HDS Plans Assault On Cisco With Unified Storage-Server-Networking Platform
HDS on Monday said it plans to tie storage, server, and networking technology into a centrally-orchestrated offering early next year with the help of Microsoft, an unnamed networking vendor, and parent company Hitachi.
The company also said it has signed an OEM deal with Microsoft under which it will distribute Windows Server 2008 R2, SQL Server 2008, and Microsoft System Center suite on a worldwide basis.
Linda Xu, director of product marketing for file and content services at HDS, said that her company plans compete with other vendors offering unified computing platforms.
Xu specifically mentioned the alliance of VMware, Cisco, and EMC as a primary competitor. EMC is HDS' arch rival in the storage market, and Cisco is moving forward on plans to bring its Unified Computing System (UCS) platform, which combines networking, blade servers, and storage in a single architecture.
Xu, however, declined to refer to Hewlett-Packard as a potential competitor, despite HP's move to tie server, storage, and networking resources into what it refers to as converged computing. As part of that strategy, HP on Monday closed its acquisition of networking vendor 3Com.
HP and HDS have a long-term relationship under which HP OEMs its flagship XP line of storage arrays from HDS. Xu declined to comment on how HDS' unified compute platform might impact that relationship.
"We haven't seen the details of a sellable package from HP," she said. "We haven't seen a clearly defined roadmap."
When it rolls out early next year, HDS' unified compute platform will include the company's USP-V family of virtual storage appliances to handle the storage side.
On the server side, the platform will initially include Hitachi blade servers. Hitachi has been selling its blade servers successfully in Japan for years, and has been making them available on a limited basis in North America through channel partners for a few years, Xu said.

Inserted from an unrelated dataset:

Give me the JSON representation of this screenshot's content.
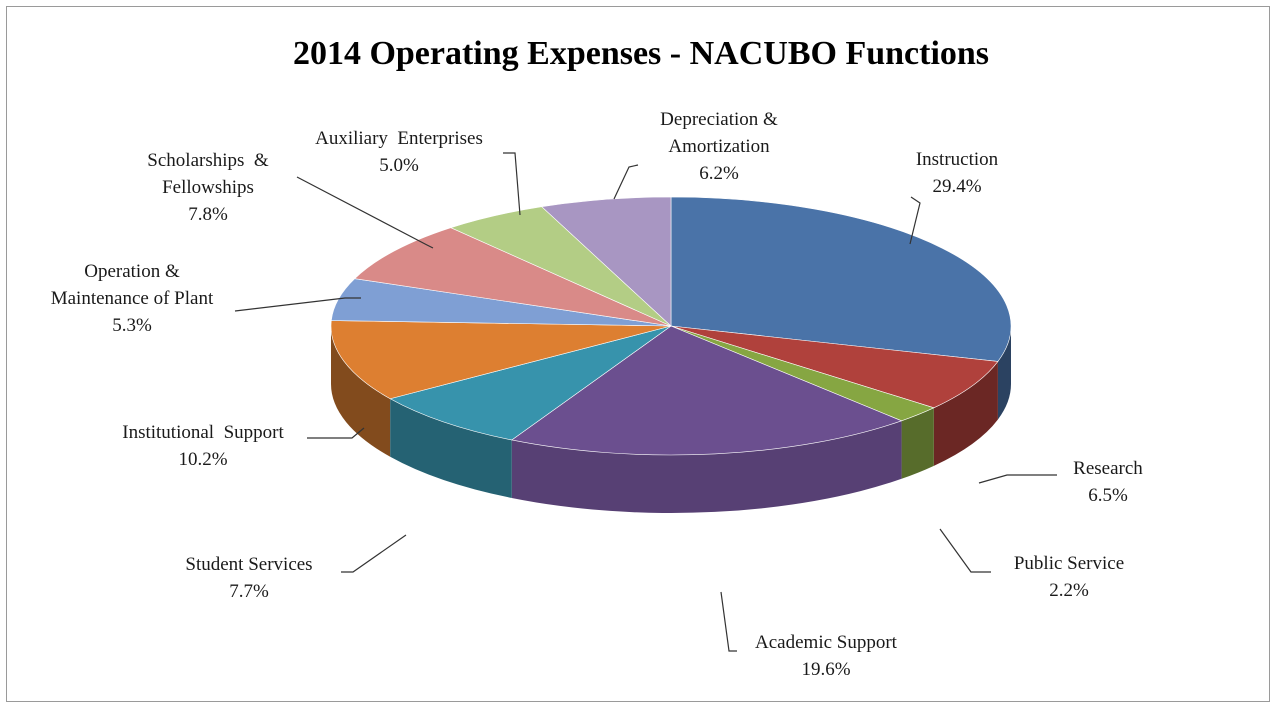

However, unlike Cisco or other potential competitors, HDS' unified compute platform will also work with other x86-based servers via the company's orchestration technology, which will manage multi-vendor servers in conjunction with off-the-shelf technology such as server virtualization hypervisors and Microsoft's System Center, she said.
On the networking side, Xu said HDS is working with a couple of data networking partners, and will disclose more information as it gets closer to the release of its new platform.
That networking partner could very well be Brocade Communications, said Joe Kadlec, vice president and senior partner at Consiliant Technologies, an Irvine, Calif.-based solution provider and HDS partner.
HDS and Brocade are already very entrenched with each other, Kadlec said. Furthermore, Brocade, which has traditionally been the primary vendor of storage networking equipment, got a solid IP networking business with its acquisition in late 2008 of Foundry, he said.
"That's especially important when talking about unified computing," he said.
Kadlec called HDS' plans to enter the unified computing business an exciting move because of a growing preference by customers to look for a single source for technology.
"If someone can buy a complete solution put together by one vendor, as long as the price is competitive, it's good for a company like Consiliant," he said. "Hitachi's field service people do an outstanding job. A lot of customers are disappointed with other vendors' field services. So if there can be a single point of service for servers, storage, and networking, it could bode well for Hitachi."